Officer Dustin Bragg, with the Red Oak Police Department, testified that on May
8, 2017, he was patrolling traffic with Officer Kirk White. The officers observed a vehicle
driving without a vehicle registration sticker, and initiated a traffic stop. Watson was a
passenger in the vehicle. Sergeant Jason Esquibel arrived at the scene as backup.
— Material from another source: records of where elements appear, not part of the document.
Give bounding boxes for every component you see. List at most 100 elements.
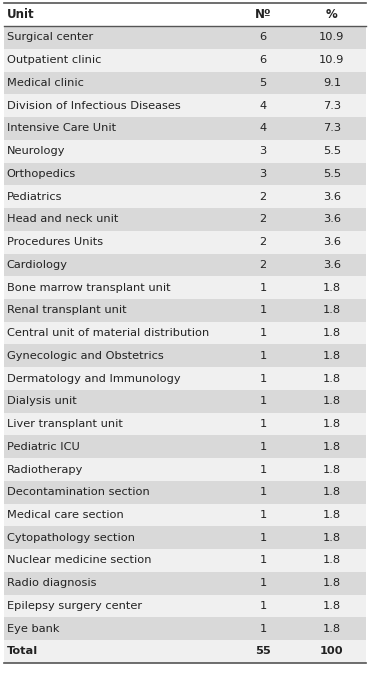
Bar	[4, 640, 366, 663]
Text: 3.6: 3.6	[323, 237, 341, 247]
Text: 10.9: 10.9	[319, 55, 344, 65]
Text: Central unit of material distribution: Central unit of material distribution	[7, 328, 209, 338]
Text: 5: 5	[259, 78, 266, 88]
Text: 1: 1	[259, 464, 266, 474]
Text: Radio diagnosis: Radio diagnosis	[7, 578, 96, 588]
Text: Eye bank: Eye bank	[7, 624, 59, 634]
Text: Dialysis unit: Dialysis unit	[7, 396, 77, 406]
Text: Renal transplant unit: Renal transplant unit	[7, 306, 126, 316]
Bar	[4, 503, 366, 526]
Bar	[4, 549, 366, 572]
Text: Nuclear medicine section: Nuclear medicine section	[7, 555, 151, 565]
Text: 3.6: 3.6	[323, 260, 341, 270]
Bar	[4, 26, 366, 49]
Text: 1.8: 1.8	[323, 396, 341, 406]
Text: 1: 1	[259, 555, 266, 565]
Text: 5.5: 5.5	[323, 169, 341, 179]
Text: %: %	[326, 8, 338, 22]
Bar	[4, 299, 366, 322]
Bar	[4, 254, 366, 276]
Text: 1.8: 1.8	[323, 283, 341, 293]
Bar	[4, 208, 366, 231]
Text: Nº: Nº	[255, 8, 271, 22]
Text: 1.8: 1.8	[323, 441, 341, 452]
Text: Intensive Care Unit: Intensive Care Unit	[7, 123, 116, 133]
Text: Cytopathology section: Cytopathology section	[7, 533, 135, 542]
Text: 1: 1	[259, 510, 266, 520]
Text: 1: 1	[259, 306, 266, 316]
Text: 1.8: 1.8	[323, 328, 341, 338]
Bar	[4, 413, 366, 435]
Text: Pediatric ICU: Pediatric ICU	[7, 441, 80, 452]
Text: Bone marrow transplant unit: Bone marrow transplant unit	[7, 283, 170, 293]
Text: 2: 2	[259, 192, 266, 202]
Bar	[4, 49, 366, 71]
Text: 2: 2	[259, 260, 266, 270]
Text: 1: 1	[259, 601, 266, 611]
Text: 1.8: 1.8	[323, 555, 341, 565]
Text: Radiotherapy: Radiotherapy	[7, 464, 83, 474]
Text: 1: 1	[259, 374, 266, 384]
Bar	[4, 481, 366, 503]
Text: 6: 6	[259, 55, 266, 65]
Bar	[4, 163, 366, 185]
Text: Unit: Unit	[7, 8, 34, 22]
Text: Neurology: Neurology	[7, 146, 65, 156]
Text: 2: 2	[259, 215, 266, 224]
Text: Orthopedics: Orthopedics	[7, 169, 76, 179]
Text: Surgical center: Surgical center	[7, 32, 93, 42]
Bar	[4, 458, 366, 481]
Text: 3: 3	[259, 169, 266, 179]
Text: Outpatient clinic: Outpatient clinic	[7, 55, 101, 65]
Bar	[4, 345, 366, 367]
Text: 100: 100	[320, 647, 344, 656]
Text: 1.8: 1.8	[323, 533, 341, 542]
Text: 1.8: 1.8	[323, 510, 341, 520]
Text: Gynecologic and Obstetrics: Gynecologic and Obstetrics	[7, 351, 164, 361]
Text: 1.8: 1.8	[323, 306, 341, 316]
Text: Head and neck unit: Head and neck unit	[7, 215, 118, 224]
Bar	[4, 140, 366, 163]
Text: 1: 1	[259, 487, 266, 497]
Bar	[4, 390, 366, 413]
Text: Cardiology: Cardiology	[7, 260, 68, 270]
Text: Epilepsy surgery center: Epilepsy surgery center	[7, 601, 142, 611]
Bar	[4, 322, 366, 345]
Bar	[4, 526, 366, 549]
Text: 7.3: 7.3	[323, 123, 341, 133]
Text: Dermatology and Immunology: Dermatology and Immunology	[7, 374, 180, 384]
Bar	[4, 71, 366, 94]
Text: 7.3: 7.3	[323, 101, 341, 110]
Bar	[4, 367, 366, 390]
Text: Medical care section: Medical care section	[7, 510, 124, 520]
Text: 2: 2	[259, 237, 266, 247]
Text: 1.8: 1.8	[323, 419, 341, 429]
Text: 55: 55	[255, 647, 271, 656]
Text: 3: 3	[259, 146, 266, 156]
Text: Medical clinic: Medical clinic	[7, 78, 84, 88]
Text: 1: 1	[259, 533, 266, 542]
Text: 1: 1	[259, 441, 266, 452]
Text: 1: 1	[259, 351, 266, 361]
Text: 4: 4	[259, 101, 266, 110]
Text: Total: Total	[7, 647, 38, 656]
Text: 1.8: 1.8	[323, 374, 341, 384]
Text: Liver transplant unit: Liver transplant unit	[7, 419, 122, 429]
Text: 1.8: 1.8	[323, 351, 341, 361]
Text: 1: 1	[259, 328, 266, 338]
Text: 1.8: 1.8	[323, 578, 341, 588]
Text: 1: 1	[259, 283, 266, 293]
Bar	[4, 276, 366, 299]
Bar	[4, 435, 366, 458]
Text: 10.9: 10.9	[319, 32, 344, 42]
Text: 1.8: 1.8	[323, 624, 341, 634]
Bar	[4, 185, 366, 208]
Bar	[4, 231, 366, 254]
Text: 1.8: 1.8	[323, 487, 341, 497]
Text: 1: 1	[259, 624, 266, 634]
Text: 1.8: 1.8	[323, 601, 341, 611]
Text: 1.8: 1.8	[323, 464, 341, 474]
Bar	[4, 617, 366, 640]
Bar	[4, 94, 366, 117]
Text: 9.1: 9.1	[323, 78, 341, 88]
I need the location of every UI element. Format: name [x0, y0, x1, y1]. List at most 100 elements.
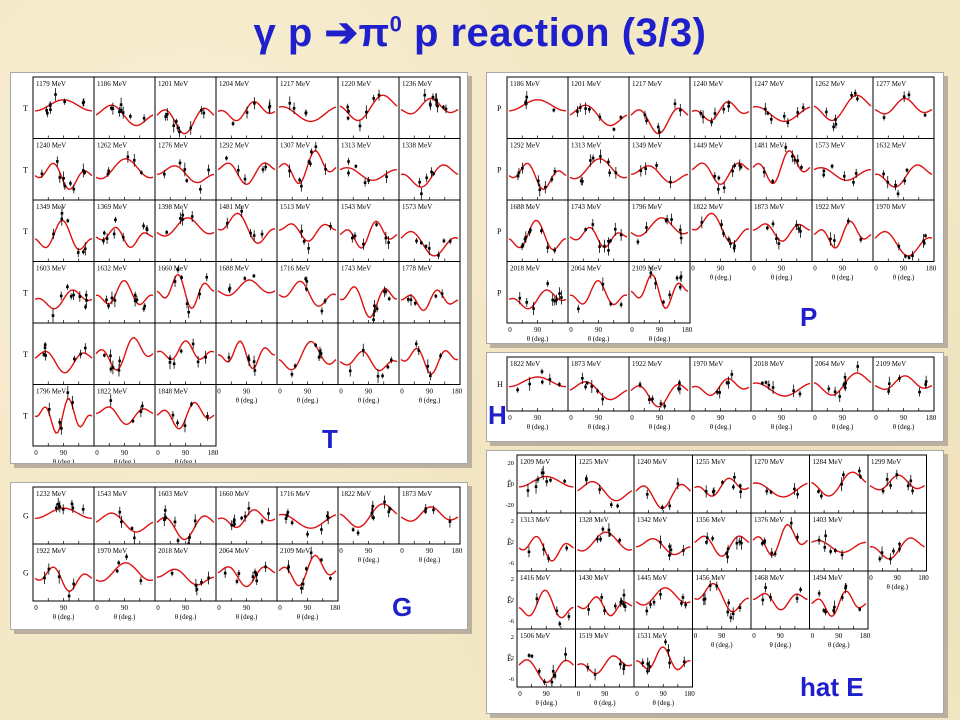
data-point	[288, 169, 291, 173]
data-point	[894, 183, 897, 187]
data-point	[300, 184, 303, 188]
data-point	[711, 537, 714, 540]
data-point	[844, 584, 848, 588]
data-point	[654, 282, 657, 285]
data-point	[142, 307, 146, 311]
energy-label: 1531 MeV	[637, 632, 667, 640]
data-point	[795, 223, 798, 227]
y-tick-label: -20	[505, 502, 514, 509]
subplot-cell: 2064 MeV 0 90θ (deg.)	[567, 261, 630, 343]
theory-curve	[400, 506, 459, 522]
data-point	[409, 298, 413, 302]
data-point	[102, 231, 106, 235]
x-tick-label: 0	[34, 604, 38, 612]
data-point	[370, 511, 374, 515]
data-point	[738, 606, 742, 609]
data-point	[847, 219, 850, 223]
data-point	[609, 503, 613, 506]
data-point	[43, 343, 47, 347]
arrow-icon: ➔	[324, 11, 359, 55]
data-point	[305, 287, 308, 291]
subplot-cell: 1277 MeV	[872, 76, 935, 139]
data-point	[173, 280, 177, 283]
x-axis-label: θ (deg.)	[53, 613, 75, 621]
y-axis-label: T	[23, 288, 28, 297]
energy-label: 1416 MeV	[520, 574, 550, 582]
energy-label: 1292 MeV	[219, 142, 249, 150]
data-point	[824, 534, 827, 538]
data-point	[623, 605, 627, 608]
data-point	[832, 125, 835, 129]
energy-label: 2064 MeV	[815, 360, 845, 368]
data-point	[423, 93, 427, 97]
data-point	[700, 221, 704, 224]
subplot-cell: 1573 MeV	[398, 199, 461, 262]
data-point	[668, 554, 671, 557]
energy-label: 2018 MeV	[510, 265, 540, 273]
energy-label: 1688 MeV	[510, 203, 540, 211]
subplot-cell	[154, 322, 217, 385]
x-axis-label: θ (deg.)	[527, 335, 549, 343]
subplot-cell: 1201 MeV	[154, 76, 217, 139]
data-point	[302, 240, 306, 243]
data-point	[705, 536, 709, 540]
data-point	[732, 246, 736, 250]
data-point	[301, 582, 305, 586]
data-point	[645, 226, 648, 229]
theory-curve	[752, 106, 811, 123]
data-point	[119, 108, 123, 112]
x-tick-label: 0	[577, 690, 581, 698]
data-point	[43, 346, 47, 350]
theory-curve	[811, 590, 867, 618]
data-point	[669, 548, 673, 552]
subplot-cell: 1449 MeV	[689, 138, 752, 201]
energy-label: 1481 MeV	[754, 142, 784, 150]
y-axis-label: Ê	[507, 537, 512, 547]
theory-curve	[752, 592, 808, 611]
x-tick-label: 0	[630, 326, 634, 334]
theory-curve	[278, 223, 337, 242]
data-point	[729, 616, 733, 619]
energy-label: 1220 MeV	[341, 80, 371, 88]
data-point	[351, 236, 354, 240]
data-point	[646, 669, 649, 673]
data-point	[712, 490, 716, 493]
energy-label: 1796 MeV	[36, 388, 66, 396]
data-point	[887, 382, 891, 386]
data-point	[852, 181, 855, 184]
data-point	[105, 298, 108, 302]
energy-label: 1660 MeV	[219, 490, 249, 498]
data-point	[832, 609, 835, 612]
subplot-frame	[398, 76, 461, 139]
data-point	[786, 121, 790, 125]
data-point	[143, 304, 147, 308]
data-point	[55, 506, 58, 510]
data-point	[856, 365, 860, 368]
x-tick-label: 0	[813, 414, 817, 422]
data-point	[195, 588, 199, 591]
data-point	[300, 229, 303, 233]
data-point	[564, 653, 567, 656]
data-point	[58, 176, 62, 179]
data-point	[285, 514, 289, 517]
x-tick-label: 180	[682, 326, 693, 334]
subplot-cell: T	[23, 322, 95, 385]
data-point	[838, 395, 842, 398]
subplot-frame	[628, 138, 691, 201]
data-point	[372, 318, 375, 321]
data-point	[69, 182, 72, 185]
subplot-cell: 1430 MeV	[575, 570, 635, 630]
data-point	[347, 171, 350, 175]
data-point	[645, 493, 649, 496]
data-point	[616, 504, 619, 508]
subplot-cell: 1778 MeV	[398, 261, 461, 324]
x-tick-label: 90	[601, 690, 609, 698]
data-point	[793, 487, 796, 491]
data-point	[704, 490, 708, 493]
x-tick-label: 0	[752, 265, 756, 273]
x-tick-label: 90	[365, 547, 373, 555]
data-point	[668, 545, 671, 548]
subplot-frame	[867, 454, 927, 514]
theory-curve	[813, 166, 872, 182]
data-point	[172, 362, 176, 366]
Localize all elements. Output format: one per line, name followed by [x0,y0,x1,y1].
Sergeant Esquibel had Watson and the driver of the vehicle walk to his squad car for
safety. Sergeant Esquibel testified that while they were walking to his squad car, he
observed Watson reach into his pocket and throw a plastic baggie to the ground. Sergeant
Esquibel stated that he then saw a plastic sandwich type baggie on the ground that
contained methamphetamine. The officers also found two glass pipes with
methamphetamine residue in the passenger side of the vehicle. Watson told the officers
that the baggie of methamphetamine was not his and that the baggie stuck to his shoe
when he walked in the grass.
The Texas Health and Safety Code provides that a person commits an offense if
“the person knowingly or intentionally possesses a controlled substance listed in Penalty
Group 1 …”TEX. HEALTH & SAFETY CODE ANN. § 481.115 (a). The Texas Penal Code
defines possession as “actual care, custody, control, or management.” TEX. PENAL CODE
ANN. § 1.07 (39). To prove unlawful possession of a controlled substance, the State must
establish that (1) the accused exercised care, control, or management over the contraband,
Watson v. State Page 4
and (2) knew the substance was contraband. Poindexter v. State, 153 S.W.3d 402, 405 (Tex.
Crim. App. 2005).
Sergeant Esquibel testified that he observed Watson throw a plastic baggie on the
ground, and then he found a plastic baggie in that area that contained methamphetamine.
Sergeant Esquibel stated that he had no doubt that the baggie of methamphetamine on
the ground came from Watson. The jurors viewed the video taken from Sergeant
Esquibel’s bodycam and also viewed videos taken from the other officers. The jurors are
the exclusive judges of the facts, the credibility of the witnesses, and the weight to be
given to the testimony. Brooks v. State, 323 S.W.3d at 899. We find that the evidence is
sufficient to support Watson’s conviction for possession of a controlled substance. We
overrule the sole issue on appeal.

Outcome: We affirm the trial court’s judgment.